Thursday, July 28, 1864

NEAR ATLANTA, GA., July 28, 1864 – 9 p.m.

Major-General HALLECK, Washington, D. C.:
The enemy again assaulted to-day; this time on our extreme right, to which flank I had shifted the Army of the Tennessee, to gain ground toward the railroad. The blow fell upon the Fifteenth Corps, which handsomely repulsed it, capturing 4 regimental flags. The attack was kept up for five hours. Our men were partially covered, while the enemy were exposed. Our loss is comparatively small, while that of the enemy is represented as heavy. I will give approximate figures tomorrow. The cavalry has now been out two days, and tomorrow should show the effect. I feel confident they will reach the Macon road. Our right is about a mile distant from the railroad, but the ground is very difficult. I may be forced to extend still farther to command it. We had heavy cannonading all day, the enemy using ordnance as heavy as 6-inch rifled guns. Bragg has been to Atlanta on a second visit.

General Dodge’s corps reached its position across Proctor’s Creek the last evening, and early the next morning Blair’s corps deployed on his right, both corps covering their front with the usual parapet. The Fifteenth Corps, General Logan’s, came up this morning on the right of Blair, strongly refused, and began to prepare the usual cover. As General Jeff. C.
Davis’s division was, as it were, left out of line, I ordered it last evening to march down toward Turner’s Ferry, and then to take a road laid down on our maps which led from there toward East Point, ready to engage any enemy that might attack our general right flank, after the same manner as had been done to the left flank on the 22d.

I followed the movement, and rode to the extreme right, where we could hear some skirmishing and an occasional cannon-shot. As we approached the ground held by the Fifteenth Corps, a cannon-ball passed over my shoulder and killed the horse of an orderly behind; and seeing that this gun enfiladed the road by which we were riding, we turned out of it and rode down into a valley, where we left our horses and walked up to the hill held by Morgan L. Smith’s division of the Fifteenth Corps. Near a house I met Generals Howard and Logan, who explained that there was an intrenched battery to their front, with the appearance of a strong infantry support. I then walked up to the ridge, where I found General Morgan L. Smith. His men were deployed and engaged in rolling logs and fence-rails, preparing a hasty cover. From this ridge we could overlook the open fields near a meeting-house known as “Ezra Church,” close by the Poor-House. We could see the fresh earth of a parapet covering some guns (that fired an occasional shot), and there was also an appearance of activity beyond. General Smith was in the act of sending forward a regiment from, his right flank to feel the position of the enemy, when I explained to him and to Generals Logan and Howard that they must look out for General Jeff. C. Davis’s division, which was coming up from the direction of Turner’s Ferry.

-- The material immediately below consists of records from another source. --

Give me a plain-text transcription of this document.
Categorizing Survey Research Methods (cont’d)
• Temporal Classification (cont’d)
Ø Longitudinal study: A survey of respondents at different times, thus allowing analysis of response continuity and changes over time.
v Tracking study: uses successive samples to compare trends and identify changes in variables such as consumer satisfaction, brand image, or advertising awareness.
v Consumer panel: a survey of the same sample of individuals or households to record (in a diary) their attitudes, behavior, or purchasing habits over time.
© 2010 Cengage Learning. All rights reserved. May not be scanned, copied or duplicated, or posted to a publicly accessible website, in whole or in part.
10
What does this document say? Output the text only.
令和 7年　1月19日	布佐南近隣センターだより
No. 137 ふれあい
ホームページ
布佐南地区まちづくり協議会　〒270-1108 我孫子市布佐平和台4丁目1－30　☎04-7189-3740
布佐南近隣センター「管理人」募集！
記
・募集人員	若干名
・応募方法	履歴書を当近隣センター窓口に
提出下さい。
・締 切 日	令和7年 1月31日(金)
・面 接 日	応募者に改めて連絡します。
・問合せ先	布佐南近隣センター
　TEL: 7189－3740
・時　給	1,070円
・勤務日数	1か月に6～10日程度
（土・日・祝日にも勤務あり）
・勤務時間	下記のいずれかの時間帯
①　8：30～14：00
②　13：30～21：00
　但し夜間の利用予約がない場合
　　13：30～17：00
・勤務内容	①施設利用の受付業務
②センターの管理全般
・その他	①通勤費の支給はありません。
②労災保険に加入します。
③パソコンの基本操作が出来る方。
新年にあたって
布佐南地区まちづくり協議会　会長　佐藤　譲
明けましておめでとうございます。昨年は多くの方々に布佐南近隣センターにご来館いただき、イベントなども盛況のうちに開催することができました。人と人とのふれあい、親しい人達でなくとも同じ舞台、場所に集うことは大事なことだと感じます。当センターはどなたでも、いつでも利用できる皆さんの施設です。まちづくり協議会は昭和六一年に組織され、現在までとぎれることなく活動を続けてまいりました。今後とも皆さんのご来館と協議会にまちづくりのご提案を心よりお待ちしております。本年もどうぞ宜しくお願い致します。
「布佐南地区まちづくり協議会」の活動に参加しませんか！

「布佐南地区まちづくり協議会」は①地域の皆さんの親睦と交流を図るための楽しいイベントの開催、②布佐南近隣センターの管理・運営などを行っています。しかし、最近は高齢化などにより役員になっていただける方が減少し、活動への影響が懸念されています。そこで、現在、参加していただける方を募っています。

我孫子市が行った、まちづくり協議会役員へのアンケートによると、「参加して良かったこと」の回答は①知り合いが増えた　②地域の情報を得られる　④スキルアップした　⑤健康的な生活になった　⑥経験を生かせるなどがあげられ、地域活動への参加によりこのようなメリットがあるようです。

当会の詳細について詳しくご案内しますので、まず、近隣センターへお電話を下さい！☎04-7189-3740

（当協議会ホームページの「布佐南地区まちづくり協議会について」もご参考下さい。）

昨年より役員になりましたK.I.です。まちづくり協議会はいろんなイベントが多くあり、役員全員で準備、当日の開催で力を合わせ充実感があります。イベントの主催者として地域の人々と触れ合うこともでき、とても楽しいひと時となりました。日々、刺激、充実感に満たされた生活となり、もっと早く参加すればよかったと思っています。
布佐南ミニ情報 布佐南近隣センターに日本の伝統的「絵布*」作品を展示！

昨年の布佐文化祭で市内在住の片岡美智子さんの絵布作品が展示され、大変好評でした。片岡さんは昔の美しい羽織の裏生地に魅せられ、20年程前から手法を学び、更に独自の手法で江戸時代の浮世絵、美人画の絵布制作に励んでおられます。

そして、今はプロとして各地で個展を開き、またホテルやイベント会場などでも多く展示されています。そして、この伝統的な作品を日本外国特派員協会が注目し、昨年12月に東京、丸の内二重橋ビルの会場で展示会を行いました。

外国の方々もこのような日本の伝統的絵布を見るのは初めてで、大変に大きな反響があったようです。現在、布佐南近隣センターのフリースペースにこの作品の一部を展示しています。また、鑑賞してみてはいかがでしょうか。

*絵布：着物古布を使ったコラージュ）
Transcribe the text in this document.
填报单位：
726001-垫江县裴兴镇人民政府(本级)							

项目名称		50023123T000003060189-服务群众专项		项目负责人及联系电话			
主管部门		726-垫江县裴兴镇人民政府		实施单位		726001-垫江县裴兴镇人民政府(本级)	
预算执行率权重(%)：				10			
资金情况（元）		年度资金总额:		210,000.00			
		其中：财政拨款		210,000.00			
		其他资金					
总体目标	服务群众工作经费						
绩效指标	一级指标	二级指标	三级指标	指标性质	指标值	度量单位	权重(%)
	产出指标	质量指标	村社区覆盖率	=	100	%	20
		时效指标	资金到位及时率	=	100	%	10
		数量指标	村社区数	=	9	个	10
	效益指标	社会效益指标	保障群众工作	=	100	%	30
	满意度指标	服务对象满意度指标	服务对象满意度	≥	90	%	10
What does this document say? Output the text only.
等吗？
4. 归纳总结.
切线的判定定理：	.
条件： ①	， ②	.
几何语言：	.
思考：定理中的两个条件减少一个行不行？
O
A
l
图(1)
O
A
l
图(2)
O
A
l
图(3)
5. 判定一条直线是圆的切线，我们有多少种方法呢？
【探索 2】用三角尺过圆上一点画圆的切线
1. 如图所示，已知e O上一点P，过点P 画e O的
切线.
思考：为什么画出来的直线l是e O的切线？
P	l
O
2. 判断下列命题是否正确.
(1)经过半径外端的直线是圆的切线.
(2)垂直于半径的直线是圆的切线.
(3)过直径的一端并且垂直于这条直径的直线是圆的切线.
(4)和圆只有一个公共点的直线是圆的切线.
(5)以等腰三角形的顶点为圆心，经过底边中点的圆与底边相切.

As the skirmish-fire warmed up along the front of Blair’s corps, as well as along the Fifteenth Corps, I became convinced that Hood designed to attack this right flank, to prevent, if possible, the extension of our line in that direction. I regained my horse, and rode rapidly back to see that Davis’s division had been dispatched as ordered. I found General Davis in person, who was unwell, and had sent his division that morning early, under the command of his senior brigadier, Morgan; but, as I attached great importance to the movement, Davis mounted his horse, and rode away to overtake and to hurry forward the movement, so as to come up on the left rear of the enemy, during the expected battle.

By this time the sound of cannon and musketry denoted a severe battle as in progress, which began seriously at 11.30 a.m., and ended substantially by 4 p.m. It was a fierce attack by the enemy on our extreme right flank, well posted and partially covered.

I wrote Thomas:
Try and thin your strong lines as much as possible to-morrow, so as to make good reserves for action. Let these reserves be ready to move at any moment. Our cavalry surely will reach the Macon road tonight, and tomorrow the enemy will do something desperate.
Let two of your Napoleons or 20-pounder Parrott batteries keep up fire on Atlanta all night, each battery throwing a shot every fifteen minutes, partly for effect and partly as signal to our cavalry.

I received this request from the War Department:

WAR DEPARTMENT, July 28, 1864: 8.30 p.m.

Major General W. T. SHERMAN, Commanding Army of the Mississippi, before Atlanta, Ga.:
The Secretary of War directs that you forward to the Department, as soon as practicable, a list of colonels whom you desire promoted to the rank of brigadier-general of volunteers. There will probably be eighth appointments made for your army. Please indicate your preference for those you desire to receive the first appointments.